As we’ve noted before, job openings are hitting all-time highs in the US but are not leading to a comparable number of people being hired for new jobs. US companies are also taking longer on average to fill positions than at any other time in the data’s history.
This seems to indicate either that companies are being slow in their hiring process or that the pool of labor the firms have to select from isn’t meeting their needs. To Duessel, it’s the labor pool.
- Business Insider/Andy Kiersz
The major problem, Duessel said, is that this kind of problem won’t be solved anytime soon.
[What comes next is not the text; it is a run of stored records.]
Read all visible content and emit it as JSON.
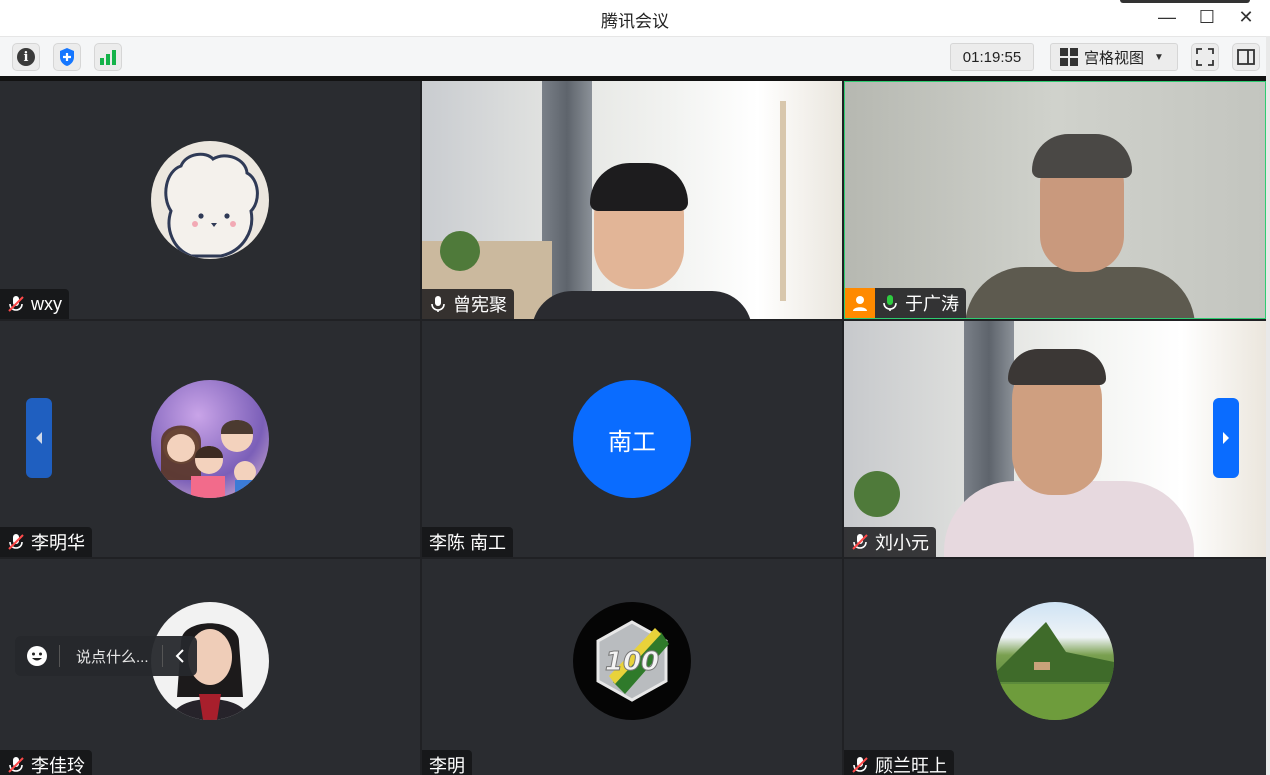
{
  "window": {
    "title": "腾讯会议",
    "controls": {
      "minimize": "—",
      "maximize": "☐",
      "close": "✕"
    }
  },
  "toolbar": {
    "timer": "01:19:55",
    "view_mode": "宫格视图",
    "icons": [
      "info-icon",
      "shield-icon",
      "signal-icon",
      "fullscreen-icon",
      "sidebar-icon"
    ]
  },
  "participants": [
    {
      "name": "wxy",
      "muted": true,
      "media": "avatar-bear"
    },
    {
      "name": "曾宪聚",
      "muted": false,
      "media": "video"
    },
    {
      "name": "于广涛",
      "muted": false,
      "media": "video",
      "host": true,
      "speaking": true
    },
    {
      "name": "李明华",
      "muted": true,
      "media": "avatar-family"
    },
    {
      "name": "李陈 南工",
      "muted": null,
      "media": "text-avatar",
      "avatar_text": "南工"
    },
    {
      "name": "刘小元",
      "muted": true,
      "media": "video"
    },
    {
      "name": "李佳玲",
      "muted": true,
      "media": "avatar-photo"
    },
    {
      "name": "李明",
      "muted": null,
      "media": "avatar-badge",
      "badge_text": "100"
    },
    {
      "name": "顾兰旺上",
      "muted": true,
      "media": "avatar-landscape"
    }
  ],
  "chat": {
    "placeholder": "说点什么..."
  },
  "colors": {
    "accent": "#0a6cff",
    "host": "#ff8a00",
    "stage": "#202124",
    "tile": "#2a2c30"
  }
}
It takes time and investment to retrain unemployed people for the jobs that are available, and many of the jobs these mismatched workers may be qualified for are no longer expanding.
“It used to be, back in my father’s day, that if you graduated from high school and went to work, you could just go to the steel mill or something,” Duessel told Business Insider. “That’s not the case anymore – those kind of jobs don’t exist, and the people that need those kind of jobs simply aren’t going to find them.”
Duessel did say, however, that the long-term shift needed to address these discrepancies would eventually happen.
“It’s going to take at least seven years for the transition to occur and to get the large number of workers with the skills required for the jobs we are creating,” Duessel said.
The combination of better, more forward-thinking education and fiscal policy focused on jobs that aren’t “digging a hole and then filling a hole,” as Duessel put it, could help close the gap.
Duessel also said she thought millennials would eventually figure out where the jobs are and be ready for them.
“I have very, very high hopes for the millennials,” Duessel said. “I’m very happy to move off the center stage to [the millennials], because they are the most tech-savvy generation and will be the most educated generation we’ve ever seen.”
While the outlook is bright for the younger generation, there will be a transition period as baby boomers and older members of the workforce shift out of the labor market and more and more millennials hit working age. This will mean the giant gap between experienced workers with the skills for the new jobs America is creating and those available in the labor pool will remain wide for a while.